いちばんたいせつなもの/バルカンの昔話/八百板洋子:編・訳/福音館書店/2007年初版
あまり見かけない若い男がやってきたのをみたおかみさんが、どこからきたかときくと、「あの世からやってきた」という。
おかみさんの弟は亡くなっていて、あの世で弟のムーヤに会わなかったきくと、元気だが、おこずかいがなく、たばこも買えなくて、コーヒーも飲めなくてこまっているという。おかみさんが少しお金をもっていってくれないかというと、男はもちろん二つ返事でひきうけます。
この話を聞いた夫が、おかみさんがだまされたんだと若い男を馬にのって追いかけます。
若い男は水車小屋に逃げ込み、そこにいた粉屋に「乱暴なのがあんたを殺しにやってくる。わたしが食い止めめているすきに、逃げるよう」叫びます。
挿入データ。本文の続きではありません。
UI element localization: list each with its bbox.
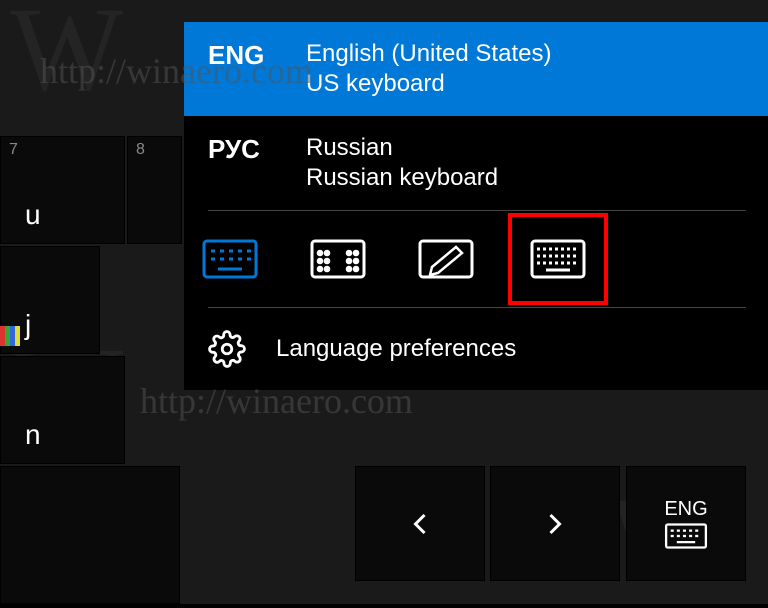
- language-preferences-label: Language preferences: [276, 335, 516, 363]
- color-stripe: [0, 326, 20, 346]
- gear-icon: [208, 330, 246, 368]
- language-preferences-link[interactable]: Language preferences: [184, 308, 768, 390]
- keyboard-layout-name: US keyboard: [306, 70, 551, 98]
- key-blank[interactable]: [0, 466, 180, 604]
- key-number: 7: [9, 141, 18, 159]
- keyboard-layout-name: Russian keyboard: [306, 164, 498, 192]
- handwriting-icon: [418, 239, 474, 279]
- language-option-russian[interactable]: РУС Russian Russian keyboard: [184, 116, 768, 210]
- keyboard-mode-default[interactable]: [202, 239, 258, 279]
- chevron-right-icon: [537, 506, 573, 542]
- key-letter: u: [25, 199, 41, 231]
- key-u[interactable]: 7 u: [0, 136, 125, 244]
- language-name: English (United States): [306, 40, 551, 68]
- key-i-partial[interactable]: 8: [127, 136, 182, 244]
- language-option-english[interactable]: ENG English (United States) US keyboard: [184, 22, 768, 116]
- keyboard-split-icon: [310, 239, 366, 279]
- key-arrow-right[interactable]: [490, 466, 620, 581]
- keyboard-default-icon: [202, 239, 258, 279]
- key-letter: n: [25, 419, 41, 451]
- keyboard-mode-standard[interactable]: [508, 213, 608, 305]
- language-name: Russian: [306, 134, 498, 162]
- keyboard-icon: [664, 523, 708, 549]
- watermark-w: W: [10, 0, 123, 118]
- keyboard-mode-handwriting[interactable]: [418, 239, 474, 279]
- language-code-label: ENG: [664, 498, 707, 521]
- key-n[interactable]: n: [0, 356, 125, 464]
- keyboard-mode-split[interactable]: [310, 239, 366, 279]
- language-code: ENG: [208, 40, 278, 71]
- keyboard-layout-modes: [184, 211, 768, 307]
- key-letter: j: [25, 309, 31, 341]
- keyboard-standard-icon: [530, 239, 586, 279]
- key-arrow-left[interactable]: [355, 466, 485, 581]
- language-code: РУС: [208, 134, 278, 165]
- key-number: 8: [136, 141, 145, 159]
- language-switcher-popup: ENG English (United States) US keyboard …: [184, 22, 768, 390]
- language-indicator-key[interactable]: ENG: [626, 466, 746, 581]
- chevron-left-icon: [402, 506, 438, 542]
馬にのってやってきた夫が、粉屋がすごいいきおいで逃げ出すのをみて、水車小屋に馬をおいて、粉屋をおいかけます。
夫は粉屋に追いついて、首根っこをおさえつけ、おかみさんからうけとった金をかえすように、せまりますが、粉屋はなんのことかわかりません。粉屋は。若い男に「わたしを殺しにやってくるといわれ、水車小屋をにげだしたことを話します。
さんざんもめて言い争って、やっと若い男にだまされたことに気がついて水車小屋にもどると、若い男は、馬にのって逃げ去ったあとでした。
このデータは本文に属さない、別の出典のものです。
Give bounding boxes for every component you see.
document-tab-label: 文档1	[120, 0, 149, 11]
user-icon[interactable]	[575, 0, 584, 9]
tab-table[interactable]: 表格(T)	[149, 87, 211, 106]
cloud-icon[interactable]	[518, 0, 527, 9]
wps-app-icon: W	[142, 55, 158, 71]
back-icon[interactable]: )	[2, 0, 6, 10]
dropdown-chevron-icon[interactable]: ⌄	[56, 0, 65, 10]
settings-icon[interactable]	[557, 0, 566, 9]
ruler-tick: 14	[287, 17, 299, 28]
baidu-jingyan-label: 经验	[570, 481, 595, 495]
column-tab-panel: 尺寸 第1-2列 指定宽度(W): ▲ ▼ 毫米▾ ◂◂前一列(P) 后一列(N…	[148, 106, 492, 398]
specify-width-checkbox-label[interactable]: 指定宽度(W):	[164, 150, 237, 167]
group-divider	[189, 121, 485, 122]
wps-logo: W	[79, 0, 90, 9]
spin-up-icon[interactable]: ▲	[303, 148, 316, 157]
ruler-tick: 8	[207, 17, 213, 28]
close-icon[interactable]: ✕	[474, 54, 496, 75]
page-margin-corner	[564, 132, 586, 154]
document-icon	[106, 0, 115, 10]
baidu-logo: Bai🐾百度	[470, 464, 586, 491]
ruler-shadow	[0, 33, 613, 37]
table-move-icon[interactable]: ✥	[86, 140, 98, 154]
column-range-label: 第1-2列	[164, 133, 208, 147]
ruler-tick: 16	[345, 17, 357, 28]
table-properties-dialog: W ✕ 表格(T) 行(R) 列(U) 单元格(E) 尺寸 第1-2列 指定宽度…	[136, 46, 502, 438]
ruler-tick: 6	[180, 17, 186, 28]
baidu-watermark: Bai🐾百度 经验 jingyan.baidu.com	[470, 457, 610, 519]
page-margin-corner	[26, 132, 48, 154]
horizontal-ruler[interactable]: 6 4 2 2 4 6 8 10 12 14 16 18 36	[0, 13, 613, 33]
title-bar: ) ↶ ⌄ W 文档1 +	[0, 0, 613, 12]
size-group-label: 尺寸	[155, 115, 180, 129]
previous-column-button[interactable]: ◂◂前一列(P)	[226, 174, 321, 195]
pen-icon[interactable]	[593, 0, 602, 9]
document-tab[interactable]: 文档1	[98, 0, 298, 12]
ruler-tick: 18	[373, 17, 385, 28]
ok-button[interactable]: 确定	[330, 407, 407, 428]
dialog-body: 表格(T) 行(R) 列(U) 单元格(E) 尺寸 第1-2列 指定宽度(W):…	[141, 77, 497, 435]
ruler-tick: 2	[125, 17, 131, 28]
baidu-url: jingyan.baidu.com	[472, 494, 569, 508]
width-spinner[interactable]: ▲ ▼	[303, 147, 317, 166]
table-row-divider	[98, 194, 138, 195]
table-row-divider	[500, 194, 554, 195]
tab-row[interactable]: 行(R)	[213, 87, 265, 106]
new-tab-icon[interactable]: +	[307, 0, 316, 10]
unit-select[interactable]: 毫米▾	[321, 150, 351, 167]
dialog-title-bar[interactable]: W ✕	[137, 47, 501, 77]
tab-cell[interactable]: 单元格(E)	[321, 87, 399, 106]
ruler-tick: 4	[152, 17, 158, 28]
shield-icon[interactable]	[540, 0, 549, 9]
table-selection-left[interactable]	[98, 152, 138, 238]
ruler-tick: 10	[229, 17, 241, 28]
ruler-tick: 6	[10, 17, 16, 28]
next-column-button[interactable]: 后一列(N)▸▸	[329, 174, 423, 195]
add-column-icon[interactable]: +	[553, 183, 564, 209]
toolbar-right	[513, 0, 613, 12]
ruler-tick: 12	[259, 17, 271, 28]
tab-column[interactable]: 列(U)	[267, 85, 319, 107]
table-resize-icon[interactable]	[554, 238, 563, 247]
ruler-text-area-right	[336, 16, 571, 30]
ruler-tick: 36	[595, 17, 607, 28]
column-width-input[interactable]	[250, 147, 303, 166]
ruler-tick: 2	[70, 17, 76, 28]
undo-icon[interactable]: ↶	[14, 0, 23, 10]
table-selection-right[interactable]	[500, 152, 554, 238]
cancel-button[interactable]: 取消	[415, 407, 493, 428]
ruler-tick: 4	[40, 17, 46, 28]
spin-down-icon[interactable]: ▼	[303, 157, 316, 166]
おかみさんが夫の馬がどこかにいったことに気がついて、馬の行方を尋ねると、夫は「お前の弟ムーヤが、どこにいくにもこまることのないよう馬をおくった」といいます。
昔から詐欺を働く者はいたのでしょうが、それにしても、あの世からきたという手口も考えたもの。
男は騙されたことを認めたくないのでしょう。おかみさんとどっこいどっこいです。
セルビアの昔話ですが、でてくるのはトルコ人の夫婦です。